Mit wem Tina hier spricht, bleibt unklar. Und auch der Ausgangskonflikt, so minimal er auch ist, wird nur durch Anspielung dargestellt, nicht durch Benennung. Das ist in der humorvollen Literatur zumindest unüblich. Erinnern wir uns daran, was Käpt'n Blaubär erlebt, in der ersten Episode seines Buches: er hört das lauteste Geräusch der Welt! Humor arbeitet gerade mit solchen Übertreibungen und kann es sich nicht leisten, wichtige Elemente, wie zum Beispiel den Konflikt, undeutlich zu lassen.
Humor lebt auch von ihren übertriebenen Figuren. Eine Figur nicht einmal zu erwähnen ist mindestens ungünstig.
Ein zweites Problem ist wiederum ein typisch deutsches Problem: Bitte benutzt doch aktive Verben. Es ist ja nicht so, als ob diese Erkenntnis neu wäre. Die Idee, dass der bürgerliche Roman den Menschen als einen in seiner Umwelt handelnden Menschen vorstellt, war schon vor Lessings Hamburger Dramaturgie ein Allgemeinplatz. Und seitdem hat es ja auch genügend Schriftsteller gegeben, die diesem Allgemeinplatz gut gefolgt sind, klassische Schriftsteller, Goethe, Kleist, Fontane, Thomas Mann, ja, sogar Peter Handke, bei dem sich die Sprache als Landkarte von Bedeutungsräumen erweist, nicht als „Wirklichkeit“. Jener letzte, von mir zitierte Satz, zeigt diese Furcht vor der Aktivität, jene Angst, seine Figuren handeln zu lassen, in seiner ganzen Zwiespältigkeiten: zunächst ist dieser Satz rein logisch gesehen ein Unding: man läuft nämlich immer weiter, bis man stehen bleibt und insofern ist der zweite Teilsatz überflüssig. Zumindest aber hätte er anders formuliert werden müssen. So hat es aber den Anschein, als würde Tina stehen bleiben, wie eine Uhr stehen bleibt, nicht als Handlung, sondern als Ereignis, das ihr zustößt.

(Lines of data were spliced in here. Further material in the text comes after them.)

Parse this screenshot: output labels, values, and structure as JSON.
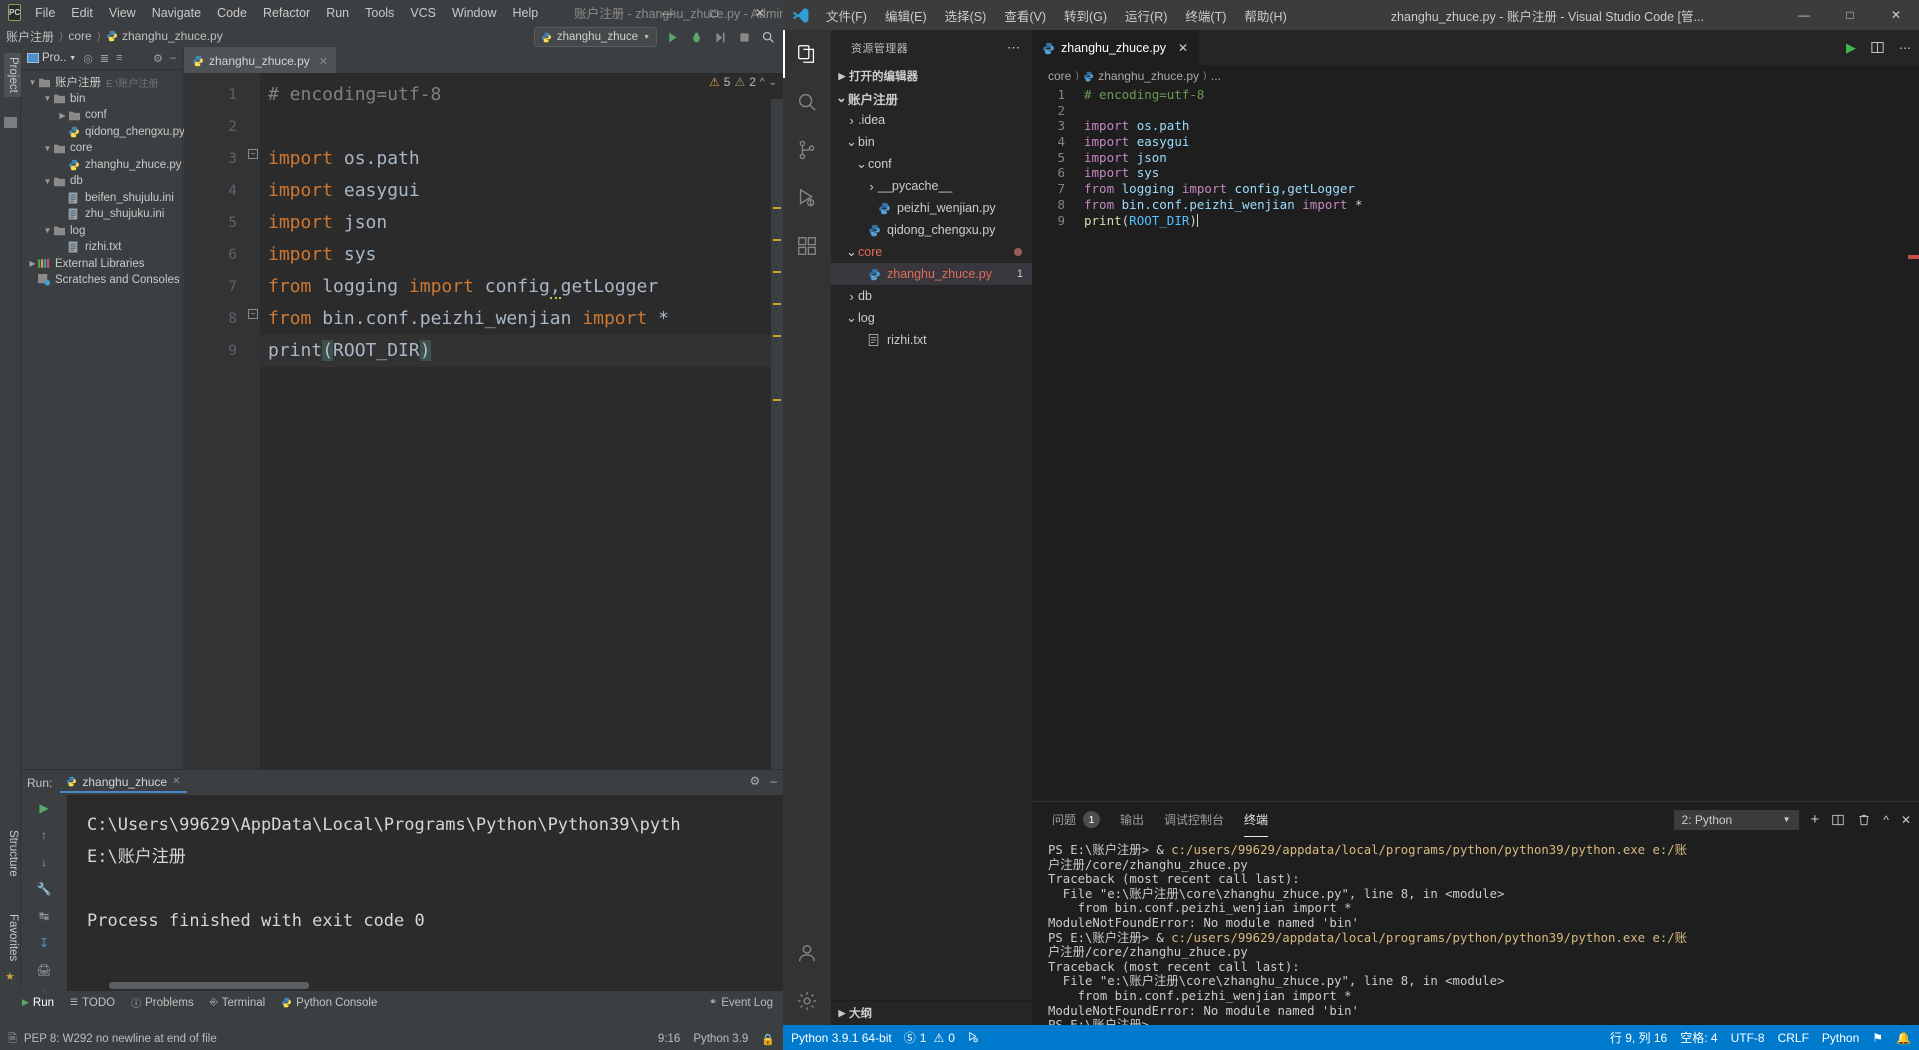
{
  "pycharm": {
    "menu": [
      "File",
      "Edit",
      "View",
      "Navigate",
      "Code",
      "Refactor",
      "Run",
      "Tools",
      "VCS",
      "Window",
      "Help"
    ],
    "title": "账户注册 - zhanghu_zhuce.py - Administrator",
    "breadcrumb": [
      "账户注册",
      "core",
      "zhanghu_zhuce.py"
    ],
    "run_config": "zhanghu_zhuce",
    "project_panel": {
      "title": "Pro.."
    },
    "tree": [
      {
        "indent": 0,
        "arrow": "v",
        "icon": "folder",
        "label": "账户注册",
        "sub": "E:\\账户注册"
      },
      {
        "indent": 1,
        "arrow": "v",
        "icon": "folder",
        "label": "bin",
        "sub": ""
      },
      {
        "indent": 2,
        "arrow": ">",
        "icon": "folder",
        "label": "conf",
        "sub": ""
      },
      {
        "indent": 2,
        "arrow": "",
        "icon": "py",
        "label": "qidong_chengxu.py",
        "sub": ""
      },
      {
        "indent": 1,
        "arrow": "v",
        "icon": "folder",
        "label": "core",
        "sub": ""
      },
      {
        "indent": 2,
        "arrow": "",
        "icon": "py",
        "label": "zhanghu_zhuce.py",
        "sub": ""
      },
      {
        "indent": 1,
        "arrow": "v",
        "icon": "folder",
        "label": "db",
        "sub": ""
      },
      {
        "indent": 2,
        "arrow": "",
        "icon": "ini",
        "label": "beifen_shujulu.ini",
        "sub": ""
      },
      {
        "indent": 2,
        "arrow": "",
        "icon": "ini",
        "label": "zhu_shujuku.ini",
        "sub": ""
      },
      {
        "indent": 1,
        "arrow": "v",
        "icon": "folder",
        "label": "log",
        "sub": ""
      },
      {
        "indent": 2,
        "arrow": "",
        "icon": "ini",
        "label": "rizhi.txt",
        "sub": ""
      },
      {
        "indent": 0,
        "arrow": ">",
        "icon": "lib",
        "label": "External Libraries",
        "sub": ""
      },
      {
        "indent": 0,
        "arrow": "",
        "icon": "scratch",
        "label": "Scratches and Consoles",
        "sub": ""
      }
    ],
    "vertical_tabs": {
      "project": "Project",
      "structure": "Structure",
      "favorites": "Favorites"
    },
    "editor_tab": "zhanghu_zhuce.py",
    "inspections": {
      "warnings": "5",
      "weak_warnings": "2"
    },
    "code_lines": [
      {
        "n": "1",
        "text": "# encoding=utf-8",
        "kind": "comment"
      },
      {
        "n": "2",
        "text": "",
        "kind": "blank"
      },
      {
        "n": "3",
        "text": "import os.path",
        "kind": "import"
      },
      {
        "n": "4",
        "text": "import easygui",
        "kind": "import"
      },
      {
        "n": "5",
        "text": "import json",
        "kind": "import"
      },
      {
        "n": "6",
        "text": "import sys",
        "kind": "import"
      },
      {
        "n": "7",
        "text": "from logging import config,getLogger",
        "kind": "fromimport"
      },
      {
        "n": "8",
        "text": "from bin.conf.peizhi_wenjian import *",
        "kind": "fromimport2"
      },
      {
        "n": "9",
        "text": "print(ROOT_DIR)",
        "kind": "call"
      }
    ],
    "run_panel": {
      "label": "Run:",
      "tab": "zhanghu_zhuce",
      "console": [
        "C:\\Users\\99629\\AppData\\Local\\Programs\\Python\\Python39\\pyth",
        "E:\\账户注册",
        "",
        "Process finished with exit code 0"
      ]
    },
    "tool_windows": [
      "Run",
      "TODO",
      "Problems",
      "Terminal",
      "Python Console"
    ],
    "event_log": "Event Log",
    "status": {
      "message": "PEP 8: W292 no newline at end of file",
      "position": "9:16",
      "interpreter": "Python 3.9"
    }
  },
  "vscode": {
    "menu": [
      "文件(F)",
      "编辑(E)",
      "选择(S)",
      "查看(V)",
      "转到(G)",
      "运行(R)",
      "终端(T)",
      "帮助(H)"
    ],
    "title": "zhanghu_zhuce.py - 账户注册 - Visual Studio Code [管...",
    "sidebar": {
      "header": "资源管理器",
      "open_editors": "打开的编辑器",
      "outline": "大纲",
      "tree": [
        {
          "indent": 0,
          "chev": "v",
          "icon": "",
          "label": "账户注册",
          "bold": true,
          "sel": false,
          "badge": ""
        },
        {
          "indent": 1,
          "chev": ">",
          "icon": "",
          "label": ".idea",
          "bold": false,
          "sel": false,
          "badge": ""
        },
        {
          "indent": 1,
          "chev": "v",
          "icon": "",
          "label": "bin",
          "bold": false,
          "sel": false,
          "badge": ""
        },
        {
          "indent": 2,
          "chev": "v",
          "icon": "",
          "label": "conf",
          "bold": false,
          "sel": false,
          "badge": ""
        },
        {
          "indent": 3,
          "chev": ">",
          "icon": "",
          "label": "__pycache__",
          "bold": false,
          "sel": false,
          "badge": ""
        },
        {
          "indent": 3,
          "chev": "",
          "icon": "py",
          "label": "peizhi_wenjian.py",
          "bold": false,
          "sel": false,
          "badge": ""
        },
        {
          "indent": 2,
          "chev": "",
          "icon": "py",
          "label": "qidong_chengxu.py",
          "bold": false,
          "sel": false,
          "badge": ""
        },
        {
          "indent": 1,
          "chev": "v",
          "icon": "",
          "label": "core",
          "bold": false,
          "sel": false,
          "badge": "dot"
        },
        {
          "indent": 2,
          "chev": "",
          "icon": "py",
          "label": "zhanghu_zhuce.py",
          "bold": false,
          "sel": true,
          "badge": "1"
        },
        {
          "indent": 1,
          "chev": ">",
          "icon": "",
          "label": "db",
          "bold": false,
          "sel": false,
          "badge": ""
        },
        {
          "indent": 1,
          "chev": "v",
          "icon": "",
          "label": "log",
          "bold": false,
          "sel": false,
          "badge": ""
        },
        {
          "indent": 2,
          "chev": "",
          "icon": "ini",
          "label": "rizhi.txt",
          "bold": false,
          "sel": false,
          "badge": ""
        }
      ]
    },
    "editor": {
      "tab": "zhanghu_zhuce.py",
      "breadcrumb": [
        "core",
        "zhanghu_zhuce.py",
        "..."
      ],
      "lines": [
        {
          "n": "1",
          "text": "# encoding=utf-8",
          "kind": "comment"
        },
        {
          "n": "2",
          "text": "",
          "kind": "blank"
        },
        {
          "n": "3",
          "text": "import os.path",
          "kind": "import"
        },
        {
          "n": "4",
          "text": "import easygui",
          "kind": "import"
        },
        {
          "n": "5",
          "text": "import json",
          "kind": "import"
        },
        {
          "n": "6",
          "text": "import sys",
          "kind": "import"
        },
        {
          "n": "7",
          "text": "from logging import config,getLogger",
          "kind": "fromimport"
        },
        {
          "n": "8",
          "text": "from bin.conf.peizhi_wenjian import *",
          "kind": "fromimport2"
        },
        {
          "n": "9",
          "text": "print(ROOT_DIR)",
          "kind": "call"
        }
      ]
    },
    "panel": {
      "tabs": [
        {
          "label": "问题",
          "badge": "1",
          "active": false
        },
        {
          "label": "输出",
          "badge": "",
          "active": false
        },
        {
          "label": "调试控制台",
          "badge": "",
          "active": false
        },
        {
          "label": "终端",
          "badge": "",
          "active": true
        }
      ],
      "terminal_select": "2: Python",
      "terminal_lines": [
        {
          "type": "prompt",
          "ps": "PS E:\\账户注册> ",
          "amp": "& ",
          "cmd": "c:/users/99629/appdata/local/programs/python/python39/python.exe e:/账"
        },
        {
          "type": "plain",
          "text": "户注册/core/zhanghu_zhuce.py"
        },
        {
          "type": "plain",
          "text": "Traceback (most recent call last):"
        },
        {
          "type": "plain",
          "text": "  File \"e:\\账户注册\\core\\zhanghu_zhuce.py\", line 8, in <module>"
        },
        {
          "type": "plain",
          "text": "    from bin.conf.peizhi_wenjian import *"
        },
        {
          "type": "plain",
          "text": "ModuleNotFoundError: No module named 'bin'"
        },
        {
          "type": "prompt",
          "ps": "PS E:\\账户注册> ",
          "amp": "& ",
          "cmd": "c:/users/99629/appdata/local/programs/python/python39/python.exe e:/账"
        },
        {
          "type": "plain",
          "text": "户注册/core/zhanghu_zhuce.py"
        },
        {
          "type": "plain",
          "text": "Traceback (most recent call last):"
        },
        {
          "type": "plain",
          "text": "  File \"e:\\账户注册\\core\\zhanghu_zhuce.py\", line 8, in <module>"
        },
        {
          "type": "plain",
          "text": "    from bin.conf.peizhi_wenjian import *"
        },
        {
          "type": "plain",
          "text": "ModuleNotFoundError: No module named 'bin'"
        },
        {
          "type": "promptonly",
          "ps": "PS E:\\账户注册>"
        }
      ]
    },
    "status": {
      "interpreter": "Python 3.9.1 64-bit",
      "errors": "1",
      "warnings": "0",
      "line_col": "行 9, 列 16",
      "spaces": "空格: 4",
      "encoding": "UTF-8",
      "eol": "CRLF",
      "language": "Python"
    }
  }
}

Dazu gehört dann auch, dass in der folgenden Passage das Ereignis nicht den Protagonisten, also Tina, trifft, sondern nur den Leser mitgeteilt wird. Vor Tina ist ein leuchtender Geist erschienen, um ihr einen Auftrag zu erteilen. Hier verschwindet er wieder:
„Ja, ich muss gehen. Ich wünsch dir viel Erfolg!“
Wieder war es stockdunkel.
Was dies für Tina bedeutet, bleibt unklar und damit auch unklar, was es für den Konflikt der Geschichte bedeutet. Damit verspielt der Autor aber ein so kleines, wie wichtiges Instrument, dass sich der Leser doch noch irgendwie mit der Hauptfigur identifiziert. Zum Glück kann er hier vieles durch Dialoge wettmachen, aber eben nicht alles.

Zu dieser Kritik zwei Anmerkungen:
(1) Nichts ist schwieriger, als eine teils groteske, teils ironische Geschichte auf drei Seiten zu verfassen. Wo manche erzählerische Unsicherheit im längeren Roman untergeht, wird sie in solchen Miniaturen grell auffällig. Es gehört also sehr viel Kompetenz dazu, solche Kurzgeschichten mit Bravour zu meistern. Mit Bravour nun meistert dieser Autor sie nicht: erzählen kann er, aber nicht auf dem Niveau hoher Erzählkunst.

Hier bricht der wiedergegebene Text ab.